Description
Apache Iceberg version
1.8.1 (latest release)
Query engine
Spark
Please describe the bug 🐞
When running two concurrent MERGE INTO
operations on an Apache Iceberg table, I expect them to be idempotent -- meaning Iceberg should either detect conflicts and resolve them or fail one of the jobs to prevent data inconsistencies.
However, Iceberg determines the operation type dynamically based on the result of the join condition, which can lead to unexpected behavior:
- If a match is found, Iceberg treats it as an overwrite operation and fails the second job due to conflicting commits.
- If no match is found, Iceberg considers it an append operation and attempts to resolve conflicts by creating a new manifest for appended data, as explained in the Cost of Retries doc.

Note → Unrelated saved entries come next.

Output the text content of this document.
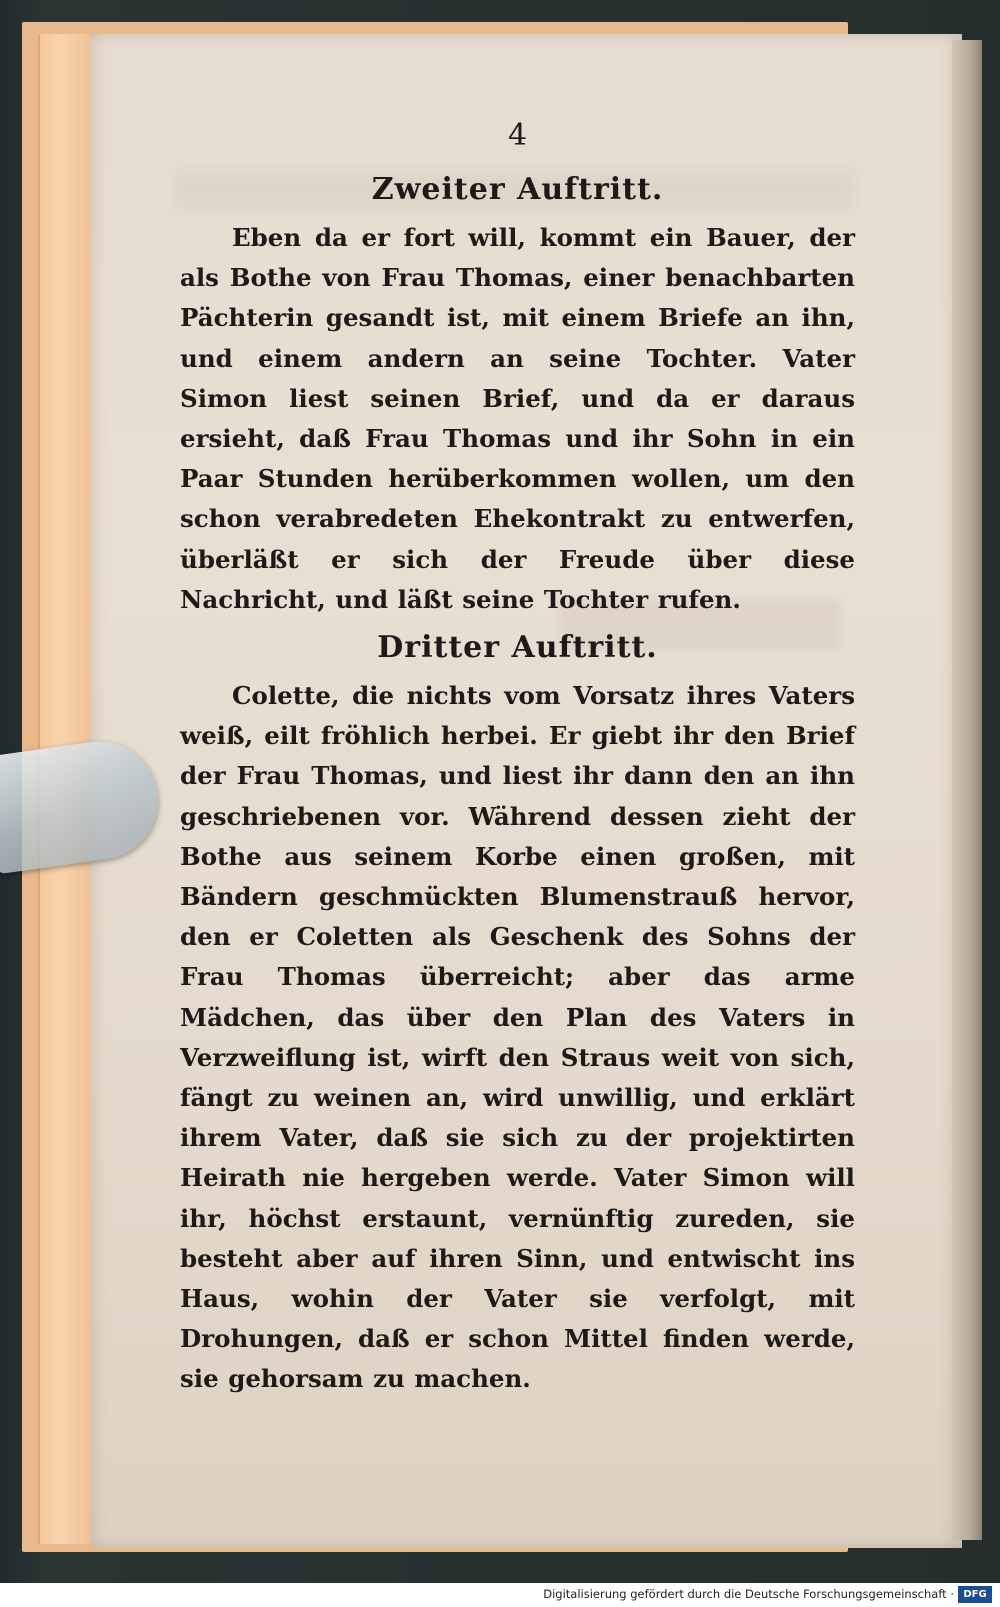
4

Zweiter Auftritt.

Eben da er fort will, kommt ein Bauer, der als Bothe von Frau Thomas, einer benachbarten Pächterin gesandt ist, mit einem Briefe an ihn, und einem andern an seine Tochter. Vater Simon liest seinen Brief, und da er daraus ersieht, daß Frau Thomas und ihr Sohn in ein Paar Stunden herüberkommen wollen, um den schon verabredeten Ehekontrakt zu entwerfen, überläßt er sich der Freude über diese Nachricht, und läßt seine Tochter rufen.

Dritter Auftritt.

Colette, die nichts vom Vorsatz ihres Vaters weiß, eilt fröhlich herbei. Er giebt ihr den Brief der Frau Thomas, und liest ihr dann den an ihn geschriebenen vor. Während dessen zieht der Bothe aus seinem Korbe einen großen, mit Bändern geschmückten Blumenstrauß hervor, den er Coletten als Geschenk des Sohns der Frau Thomas überreicht; aber das arme Mädchen, das über den Plan des Vaters in Verzweiflung ist, wirft den Straus weit von sich, fängt zu weinen an, wird unwillig, und erklärt ihrem Vater, daß sie sich zu der projektirten Heirath nie hergeben werde. Vater Simon will ihr, höchst erstaunt, vernünftig zureden, sie besteht aber auf ihren Sinn, und entwischt ins Haus, wohin der Vater sie verfolgt, mit Drohungen, daß er schon Mittel finden werde, sie gehorsam zu machen.

Digitalisierung gefördert durch die Deutsche Forschungsgemeinschaft · DFG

This behavior introduces a problem:
If the dataset is large enough and neither job finds a match, both will proceed with appending data independently, causing duplicate records.
Reproduction Steps
Running the following query in concurrent jobs can result in duplicate data if no matching records exist in dest
:
MERGE INTO dest
USING src
ON dest.id = src.id
WHEN NOT MATCHED THEN
INSERT *
-- even with update action, we'll have the same issue
-- WHEN MATCHED THEN
-- UPDATE SET *
I initially expected the operation type to be determined by the query itself (i.e., always "append" in the query without UPDATE
action). However, through testing, I found that Iceberg decides the operation type at runtime, based on the actual join results. This makes MERGE INTO
non-idempotent, leading to unintended duplicate inserts.
Expected Behavior
Iceberg should ensure idempotency for MERGE INTO
, preventing duplicate data when no matches are found.
Additional Context
- Iceberg version: 1.8.1
- Iceberg catalog: Glue catalog (type
glue
) with S3 FileIO - Spark version: 3.5.5
Would love to hear if others have encountered this or if there's a recommended workaround.
Willingness to contribute
- I can contribute a fix for this bug independently
- I would be willing to contribute a fix for this bug with guidance from the Iceberg community
- I cannot contribute a fix for this bug at this time